Everyone in the cinema gets a role in the unfolding drama — there are soldiers, doctors, scientists and politicians involved in the story — as a Toshiba supercomputer hums away in the background processing the one-time-only film.
Welcome to Aichi Expo 2005, which showcases the next generation of technology. Over the next six months more than 15 million visitors will marvel at the 21st century’s first world exposition, built at a cost of £1.6 billion and which includes virtual reality shows, cultural displays and performances by humanoid robots.
No fewer than 121 countries are taking part, but Aichi Expo is principally about Japan, which has pulled out all the technological stops to show that its gadgetry and ingenuity is the best in the world.
Opposite Toshiba’s digital cinema is Hitachi’s virtual reality safari. Hitachi equips visitors with portable handsets that contain a prototype of its mu-chip, a processor slated to become the key component of future wireless devices, including mobile phones.
As the handset is brought close to particular transmitters, it instantly downloads any information on offer in that area and displays it on a small screen.
The safari ride itself employs a revolutionary 3D projection system designed to work with a set of sensors strapped to the hands. Once immersed in the virtual reality world, solid-seeming objects can be plucked from mid-air and examined more closely in the hands.
A rare butterfly, for example, can be persuaded to land in one's palm and then be looked at from any angle. Release your fingers, and it flutters off to join its companions back in the VR jungle.
Other gadgetry that went on display for the first time yesterday included object-recognition binoculars created by NTT DoCoMo, Japan’s largest mobile phone company.
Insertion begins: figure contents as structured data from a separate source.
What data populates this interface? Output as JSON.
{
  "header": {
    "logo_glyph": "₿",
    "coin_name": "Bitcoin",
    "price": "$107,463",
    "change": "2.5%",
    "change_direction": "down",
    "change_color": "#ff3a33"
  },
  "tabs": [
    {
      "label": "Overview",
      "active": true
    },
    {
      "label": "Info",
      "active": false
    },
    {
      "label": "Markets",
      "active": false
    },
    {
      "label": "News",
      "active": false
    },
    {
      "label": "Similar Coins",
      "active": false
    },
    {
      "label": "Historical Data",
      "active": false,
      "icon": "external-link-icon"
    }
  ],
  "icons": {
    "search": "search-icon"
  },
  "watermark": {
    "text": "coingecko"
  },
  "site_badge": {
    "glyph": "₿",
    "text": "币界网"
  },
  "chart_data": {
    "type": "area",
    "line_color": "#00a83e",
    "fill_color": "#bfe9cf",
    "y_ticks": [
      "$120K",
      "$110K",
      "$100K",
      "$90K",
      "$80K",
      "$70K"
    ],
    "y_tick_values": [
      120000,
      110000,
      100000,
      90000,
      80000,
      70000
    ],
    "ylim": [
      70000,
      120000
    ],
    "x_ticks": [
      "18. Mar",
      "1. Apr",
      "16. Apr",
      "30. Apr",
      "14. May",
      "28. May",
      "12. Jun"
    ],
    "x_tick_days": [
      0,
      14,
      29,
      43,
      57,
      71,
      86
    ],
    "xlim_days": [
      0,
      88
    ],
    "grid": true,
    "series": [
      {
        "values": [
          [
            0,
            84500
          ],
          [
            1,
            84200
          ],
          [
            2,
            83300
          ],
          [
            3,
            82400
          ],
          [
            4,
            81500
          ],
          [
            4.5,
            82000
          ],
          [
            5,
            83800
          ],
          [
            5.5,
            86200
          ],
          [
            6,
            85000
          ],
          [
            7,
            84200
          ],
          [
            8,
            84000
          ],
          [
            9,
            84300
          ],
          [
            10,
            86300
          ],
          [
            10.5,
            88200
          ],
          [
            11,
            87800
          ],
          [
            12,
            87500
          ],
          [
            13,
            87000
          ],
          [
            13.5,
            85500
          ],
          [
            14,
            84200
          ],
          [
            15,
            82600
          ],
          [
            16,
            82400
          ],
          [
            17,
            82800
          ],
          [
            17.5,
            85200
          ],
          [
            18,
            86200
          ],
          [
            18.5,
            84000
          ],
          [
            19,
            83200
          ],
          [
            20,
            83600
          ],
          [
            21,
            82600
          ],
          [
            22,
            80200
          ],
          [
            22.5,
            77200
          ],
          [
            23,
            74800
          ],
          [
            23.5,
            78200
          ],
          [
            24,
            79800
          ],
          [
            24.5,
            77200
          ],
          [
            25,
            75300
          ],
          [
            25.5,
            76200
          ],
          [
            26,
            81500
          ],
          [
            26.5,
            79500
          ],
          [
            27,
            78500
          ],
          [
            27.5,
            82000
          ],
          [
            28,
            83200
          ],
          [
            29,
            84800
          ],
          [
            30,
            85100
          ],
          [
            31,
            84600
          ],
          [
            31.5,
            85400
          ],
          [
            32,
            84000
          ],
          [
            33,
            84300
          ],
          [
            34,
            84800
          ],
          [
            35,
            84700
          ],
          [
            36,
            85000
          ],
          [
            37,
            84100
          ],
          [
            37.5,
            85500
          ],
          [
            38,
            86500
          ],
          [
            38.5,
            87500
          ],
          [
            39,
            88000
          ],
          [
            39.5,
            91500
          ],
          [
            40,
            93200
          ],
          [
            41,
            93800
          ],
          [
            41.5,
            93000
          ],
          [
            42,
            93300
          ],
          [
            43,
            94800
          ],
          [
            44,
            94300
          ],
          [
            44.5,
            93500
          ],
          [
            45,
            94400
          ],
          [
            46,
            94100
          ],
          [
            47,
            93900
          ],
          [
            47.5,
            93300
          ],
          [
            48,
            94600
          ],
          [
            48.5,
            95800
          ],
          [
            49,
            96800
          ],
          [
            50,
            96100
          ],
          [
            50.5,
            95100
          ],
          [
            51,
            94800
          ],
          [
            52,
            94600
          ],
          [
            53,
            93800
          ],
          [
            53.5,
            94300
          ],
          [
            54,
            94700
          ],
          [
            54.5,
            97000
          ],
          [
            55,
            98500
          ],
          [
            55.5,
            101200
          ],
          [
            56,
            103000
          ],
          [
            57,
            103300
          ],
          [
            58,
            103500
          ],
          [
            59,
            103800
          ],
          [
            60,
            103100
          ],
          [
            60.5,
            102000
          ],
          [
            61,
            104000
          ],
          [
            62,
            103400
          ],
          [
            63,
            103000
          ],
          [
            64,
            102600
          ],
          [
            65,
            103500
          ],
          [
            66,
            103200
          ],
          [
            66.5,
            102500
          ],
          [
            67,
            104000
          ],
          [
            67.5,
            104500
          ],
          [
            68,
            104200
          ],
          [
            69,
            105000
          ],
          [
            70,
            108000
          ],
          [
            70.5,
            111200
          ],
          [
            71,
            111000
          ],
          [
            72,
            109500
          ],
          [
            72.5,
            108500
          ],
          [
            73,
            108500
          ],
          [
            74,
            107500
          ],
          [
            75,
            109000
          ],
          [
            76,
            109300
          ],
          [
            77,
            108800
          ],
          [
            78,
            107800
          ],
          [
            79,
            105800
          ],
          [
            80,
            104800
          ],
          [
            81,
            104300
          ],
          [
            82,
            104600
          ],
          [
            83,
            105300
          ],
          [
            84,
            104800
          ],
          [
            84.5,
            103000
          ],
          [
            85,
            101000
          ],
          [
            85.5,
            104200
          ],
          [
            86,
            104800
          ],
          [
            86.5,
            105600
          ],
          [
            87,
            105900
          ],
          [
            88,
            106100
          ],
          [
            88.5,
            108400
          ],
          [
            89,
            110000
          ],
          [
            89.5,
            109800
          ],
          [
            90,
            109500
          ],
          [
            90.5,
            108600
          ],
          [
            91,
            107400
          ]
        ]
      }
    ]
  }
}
As users scan the surrounding area, the binoculars will recognise certain objects and details about them will appear in the eyepiece.
Fix on a passing plane, for example, and the machine will tell you the flight number and destination. Turn your attention to a flower, and it will tell you what variety it is.
The machine contains a 360-degree “radar” to point you in the direction of things that it knows it already has information on.
DoCoMo hopes to use the technology in camera-equipped handsets. With particular databases of information installed, the phones could be pointed at objects of interest and used to collect information. Waved past an item in a shop, for example, it might inform users where the same thing could be bought more cheaply.
But perhaps the strongest influence over the Aichi Expo is exerted by Toyota, currently the world's most successful carmaker, and by far the largest company in the Aichi region of Japan. Britain and the US dragged their heels over involvement in the expo, and it is generally thought that it was Toyota's pressure that persuaded them to join in.
Toyota’s show, for which visitors must queue for several hours, focused on the classic Japanese theme of robots. The company has, invested millions upon millions of dollars in robotics research, partly for its factories, and the results were eerily human.
One robot strolled into the arena and then balanced on one leg, another flexed a perfectly jointed hand in the air before playing a trombone.
Darting in and out of these characters were Toyota's latest i-Unit concept cars — single-seaters that move in total silence — and a sedan chair that carries a person around on two robotic legs.
Amid the spectacle, though, there was a deliberately serious message about how these robots will enter everyday life. As the robots performed their various feats, it became increasingly easy to see them as household objects — particularly in a country such as Japan where the population is ageing very quickly. If a robot can pick up a French horn and scoot around an arena, could it not also bring its master a tray of food from the kitchen?
At the other end of things, it may ultimately be Toyota's industrial robotics that help Japanese manufacturers to deal with the fact that there are simply fewer people being born to work in industry.